As with the recent Alzheimer’s approval, patient advocacy groups scored a victory following Relyvrio’s approval, and they were a large part of the pressure to force the FDA to reverse its initially correct decision. Congratulations?I hate this, but I still believe it Unmet medical need itself is not There are good reasons to approve the drug. You need what you’ve always wanted: efficacy and safety. Boring, boring, expensive efficacy and safety. Desire and despair don’t matter – in a completely different universe, one where the laws of physics respect and validate human emotions and human pain, they would emerge. But we don’t live in that world. We never have.
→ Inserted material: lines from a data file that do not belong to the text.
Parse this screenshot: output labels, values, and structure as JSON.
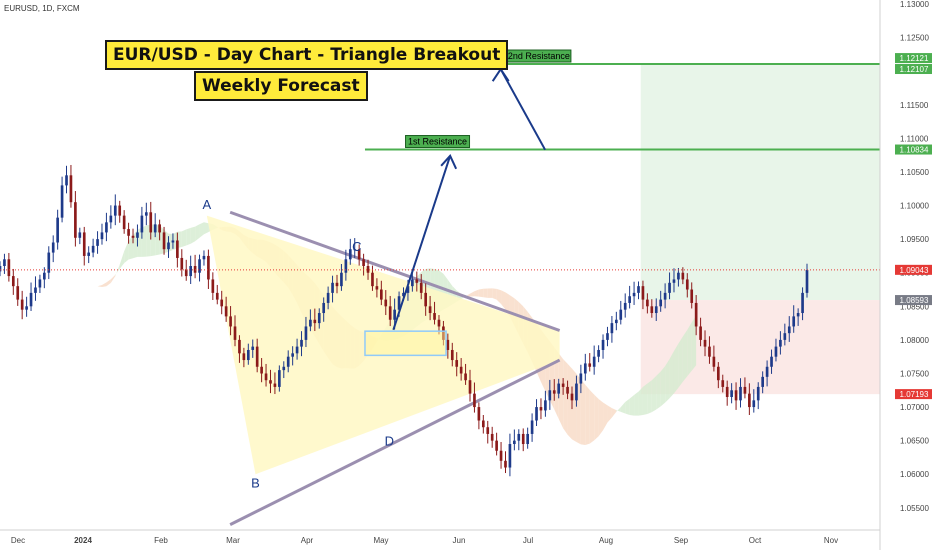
{
  "symbol": "EURUSD, 1D, FXCM",
  "titles": {
    "line1": "EUR/USD - Day Chart - Triangle Breakout",
    "line2": "Weekly Forecast"
  },
  "colors": {
    "bull": "#1e3a8a",
    "bear": "#8b1a1a",
    "triangle_line": "#9b8fb0",
    "resistance": "#4caf50",
    "arrow": "#1a3a8a",
    "triangle_fill": "#fff8c4",
    "cloud_bull": "#d4ebd0",
    "cloud_bear": "#f7d9c4",
    "price_tag": "#e53935",
    "projection_green": "#e8f5e9",
    "projection_red": "#fbe9e7"
  },
  "chart_data": {
    "type": "candlestick",
    "title": "EUR/USD - Day Chart - Triangle Breakout",
    "subtitle": "Weekly Forecast",
    "x_tick_labels": [
      "Dec",
      "2024",
      "Feb",
      "Mar",
      "Apr",
      "May",
      "Jun",
      "Jul",
      "Aug",
      "Sep",
      "Oct",
      "Nov"
    ],
    "y_tick_labels": [
      "1.13000",
      "1.12500",
      "1.12000",
      "1.11500",
      "1.11000",
      "1.10500",
      "1.10000",
      "1.09500",
      "1.09000",
      "1.08500",
      "1.08000",
      "1.07500",
      "1.07000",
      "1.06500",
      "1.06000",
      "1.05500"
    ],
    "ylim": [
      1.0517,
      1.1306
    ],
    "x_index_range": [
      -22,
      195
    ],
    "grid": false,
    "close_seed": [
      1.091,
      1.092,
      1.0895,
      1.088,
      1.086,
      1.0845,
      1.085,
      1.087,
      1.0878,
      1.089,
      1.09,
      1.093,
      1.0945,
      1.0982,
      1.103,
      1.1045,
      1.1005,
      1.0952,
      1.096,
      1.0925,
      1.093,
      1.094,
      1.095,
      1.096,
      1.0975,
      1.0985,
      1.1,
      1.0985,
      1.0965,
      1.0955,
      1.0952,
      1.096,
      1.0985,
      1.099,
      1.096,
      1.0972,
      1.096,
      1.0935,
      1.0945,
      1.0948,
      1.0922,
      1.0905,
      1.0895,
      1.091,
      1.09,
      1.092,
      1.0925,
      1.089,
      1.087,
      1.086,
      1.085,
      1.0835,
      1.082,
      1.08,
      1.078,
      1.077,
      1.0785,
      1.079,
      1.076,
      1.075,
      1.074,
      1.0735,
      1.073,
      1.0755,
      1.076,
      1.0775,
      1.078,
      1.079,
      1.08,
      1.082,
      1.083,
      1.0825,
      1.084,
      1.0855,
      1.087,
      1.0885,
      1.088,
      1.09,
      1.092,
      1.0935,
      1.0935,
      1.092,
      1.091,
      1.09,
      1.088,
      1.0875,
      1.086,
      1.085,
      1.083,
      1.0845,
      1.0865,
      1.087,
      1.088,
      1.089,
      1.0885,
      1.087,
      1.085,
      1.084,
      1.083,
      1.082,
      1.08,
      1.0785,
      1.077,
      1.076,
      1.075,
      1.074,
      1.072,
      1.07,
      1.068,
      1.067,
      1.066,
      1.065,
      1.0635,
      1.062,
      1.061,
      1.0645,
      1.065,
      1.066,
      1.0645,
      1.066,
      1.068,
      1.07,
      1.0695,
      1.071,
      1.0725,
      1.072,
      1.0735,
      1.073,
      1.072,
      1.071,
      1.0735,
      1.075,
      1.0765,
      1.076,
      1.0775,
      1.0785,
      1.08,
      1.081,
      1.0825,
      1.083,
      1.0845,
      1.0855,
      1.0865,
      1.087,
      1.088,
      1.086,
      1.085,
      1.084,
      1.085,
      1.086,
      1.087,
      1.0885,
      1.089,
      1.09,
      1.089,
      1.0875,
      1.0855,
      1.082,
      1.08,
      1.079,
      1.0775,
      1.076,
      1.074,
      1.073,
      1.0715,
      1.0725,
      1.071,
      1.073,
      1.072,
      1.07,
      1.071,
      1.073,
      1.0745,
      1.076,
      1.0775,
      1.079,
      1.08,
      1.081,
      1.082,
      1.0835,
      1.084,
      1.087,
      1.0904
    ],
    "triangle": {
      "upper": [
        [
          -1,
          1.099
        ],
        [
          116,
          1.0814
        ]
      ],
      "lower": [
        [
          -1,
          1.0525
        ],
        [
          116,
          1.077
        ]
      ]
    },
    "resistance_levels": [
      {
        "name": "1st Resistance",
        "value": 1.10834,
        "x_start": 68,
        "x_end": 136
      },
      {
        "name": "2nd Resistance",
        "value": 1.12107,
        "x_start": 98,
        "x_end": 136
      }
    ],
    "price_scale_labels": [
      {
        "value": 1.12121,
        "label": "1.12121",
        "bg": "#4caf50"
      },
      {
        "value": 1.12107,
        "label": "1.12107",
        "bg": "#4caf50"
      },
      {
        "value": 1.10834,
        "label": "1.10834",
        "bg": "#4caf50"
      },
      {
        "value": 1.09043,
        "label": "1.09043",
        "bg": "#e53935"
      },
      {
        "value": 1.08593,
        "label": "1.08593",
        "bg": "#787b86"
      },
      {
        "value": 1.07193,
        "label": "1.07193",
        "bg": "#e53935"
      }
    ],
    "forecast_path": [
      [
        75,
        1.0815
      ],
      [
        81,
        1.0885
      ],
      [
        89,
        1.1083
      ],
      [
        99,
        1.1212
      ]
    ],
    "breakout_box": {
      "x_range": [
        68,
        88
      ],
      "y_range": [
        1.0777,
        1.0813
      ]
    },
    "point_labels": [
      {
        "text": "A",
        "x": 29,
        "y": 1.0995
      },
      {
        "text": "B",
        "x": 41,
        "y": 1.058
      },
      {
        "text": "C",
        "x": 66,
        "y": 1.0932
      },
      {
        "text": "D",
        "x": 74,
        "y": 1.0643
      }
    ]
  },
  "icons": [
    "chart-area"
  ]
}
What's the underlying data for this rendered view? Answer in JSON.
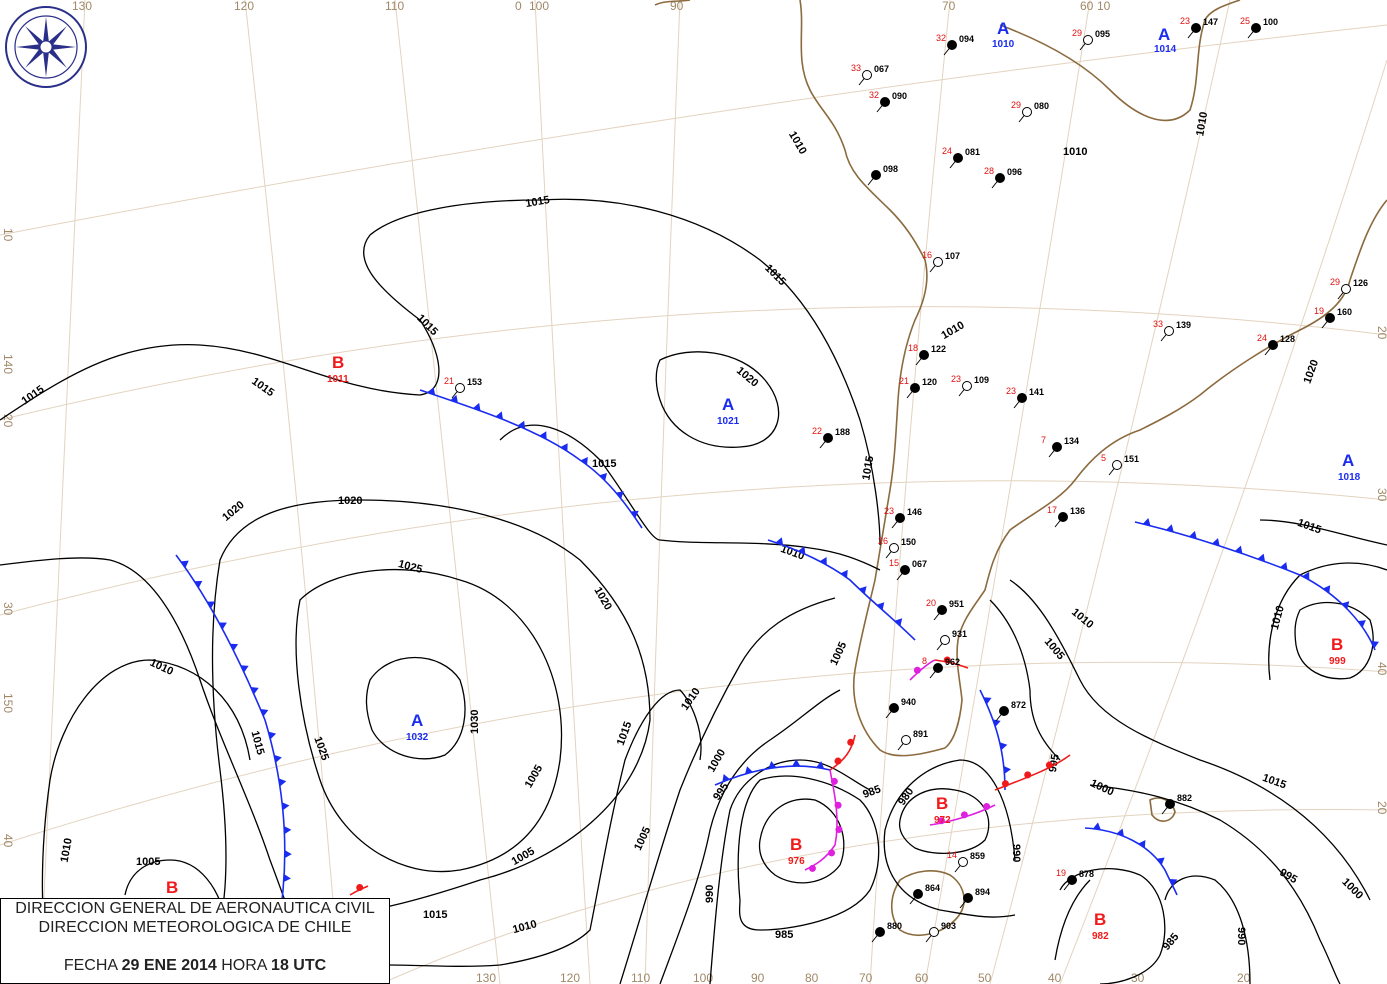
{
  "title": {
    "line1": "DIRECCION GENERAL DE AERONAUTICA CIVIL",
    "line2": "DIRECCION METEOROLOGICA DE CHILE",
    "date_label": "FECHA",
    "date": "29 ENE 2014",
    "time_label": "HORA",
    "time": "18 UTC"
  },
  "logo": {
    "text": "DIRECCION METEOROLOGICA CHILE"
  },
  "colors": {
    "high": "#1a2cf0",
    "low": "#f01a1a",
    "isobar": "#000000",
    "coast": "#8b6a3e",
    "grid": "#e3d3bf",
    "cold_front": "#1a2cf0",
    "warm_front": "#f01a1a",
    "occluded_front": "#e020e0"
  },
  "grid_labels": {
    "top": [
      "130",
      "120",
      "110",
      "0",
      "100",
      "90",
      "70",
      "60",
      "10"
    ],
    "left": [
      "10",
      "140",
      "20",
      "30",
      "150",
      "40"
    ],
    "bottom": [
      "130",
      "120",
      "110",
      "100",
      "90",
      "80",
      "70",
      "60",
      "50",
      "40",
      "30",
      "20"
    ],
    "right": [
      "20",
      "30",
      "40",
      "20"
    ]
  },
  "pressure_centers": [
    {
      "type": "B",
      "value": "1011"
    },
    {
      "type": "A",
      "value": "1021"
    },
    {
      "type": "A",
      "value": "1032"
    },
    {
      "type": "B",
      "value": "976"
    },
    {
      "type": "B",
      "value": "972"
    },
    {
      "type": "B",
      "value": "982"
    },
    {
      "type": "B",
      "value": "999"
    },
    {
      "type": "A",
      "value": "1018"
    },
    {
      "type": "A",
      "value": "1010"
    },
    {
      "type": "A",
      "value": "1014"
    },
    {
      "type": "B",
      "value": ""
    }
  ],
  "isobar_labels": [
    "1015",
    "1015",
    "1015",
    "1015",
    "1015",
    "1015",
    "1015",
    "1020",
    "1020",
    "1025",
    "1020",
    "1030",
    "1025",
    "1020",
    "1015",
    "1010",
    "1010",
    "1005",
    "1015",
    "1010",
    "1005",
    "1000",
    "995",
    "985",
    "980",
    "990",
    "1000",
    "995",
    "990",
    "1010",
    "1005",
    "1010",
    "1010",
    "1010",
    "1005",
    "1000",
    "995",
    "985",
    "990",
    "1015",
    "1010",
    "1020",
    "1015",
    "1010",
    "985"
  ],
  "stations": [
    {
      "p": "153",
      "t": "21"
    },
    {
      "p": "188",
      "t": "22"
    },
    {
      "p": "098",
      "t": ""
    },
    {
      "p": "067",
      "t": "33"
    },
    {
      "p": "090",
      "t": "32"
    },
    {
      "p": "094",
      "t": "32"
    },
    {
      "p": "095",
      "t": "29"
    },
    {
      "p": "147",
      "t": "23"
    },
    {
      "p": "100",
      "t": "25"
    },
    {
      "p": "080",
      "t": "29"
    },
    {
      "p": "081",
      "t": "24"
    },
    {
      "p": "096",
      "t": "28"
    },
    {
      "p": "107",
      "t": "16"
    },
    {
      "p": "122",
      "t": "18"
    },
    {
      "p": "120",
      "t": "21"
    },
    {
      "p": "109",
      "t": "23"
    },
    {
      "p": "141",
      "t": "23"
    },
    {
      "p": "134",
      "t": "7"
    },
    {
      "p": "151",
      "t": "5"
    },
    {
      "p": "136",
      "t": "17"
    },
    {
      "p": "146",
      "t": "23"
    },
    {
      "p": "150",
      "t": "26"
    },
    {
      "p": "067",
      "t": "15"
    },
    {
      "p": "951",
      "t": "20"
    },
    {
      "p": "931",
      "t": ""
    },
    {
      "p": "962",
      "t": "8"
    },
    {
      "p": "940",
      "t": ""
    },
    {
      "p": "891",
      "t": ""
    },
    {
      "p": "872",
      "t": ""
    },
    {
      "p": "882",
      "t": ""
    },
    {
      "p": "859",
      "t": "14"
    },
    {
      "p": "864",
      "t": ""
    },
    {
      "p": "894",
      "t": ""
    },
    {
      "p": "903",
      "t": ""
    },
    {
      "p": "880",
      "t": ""
    },
    {
      "p": "878",
      "t": "19"
    },
    {
      "p": "126",
      "t": "29"
    },
    {
      "p": "128",
      "t": "24"
    },
    {
      "p": "160",
      "t": "19"
    },
    {
      "p": "139",
      "t": "33"
    }
  ]
}
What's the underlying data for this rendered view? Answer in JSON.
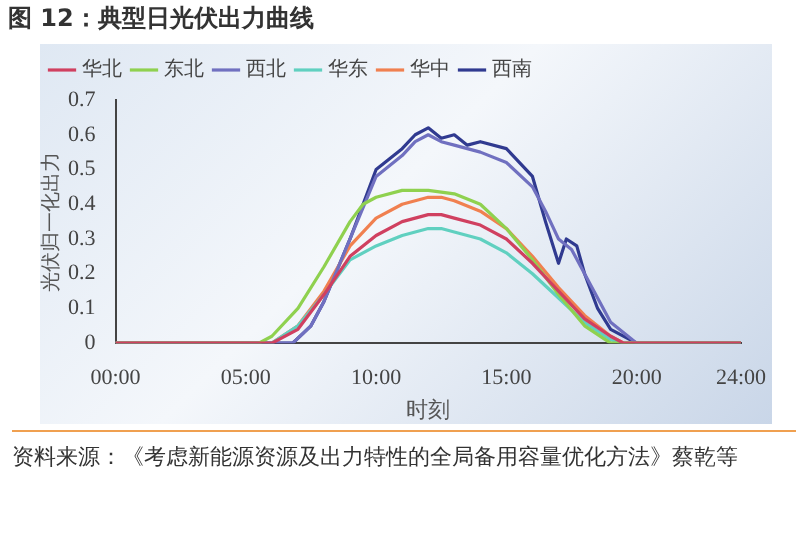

Postscript: There is also a surprising development in today’s news—— FDA has announced They will convene an advisory panel for Eli Lilly’s (LLY) new Alzheimer’s disease antibody donanezumab. Many expected it to be approved soon, so this was quite unexpected. But unless the FDA decides to change its mind (or changes its mind, depending on how you look at it), they’re going to approve it no matter what the advisory committee says. Isn’t this the same in modern society?
Reveal: not any
Editor’s note: Summary highlights for this article were selected by Seeking Alpha editors.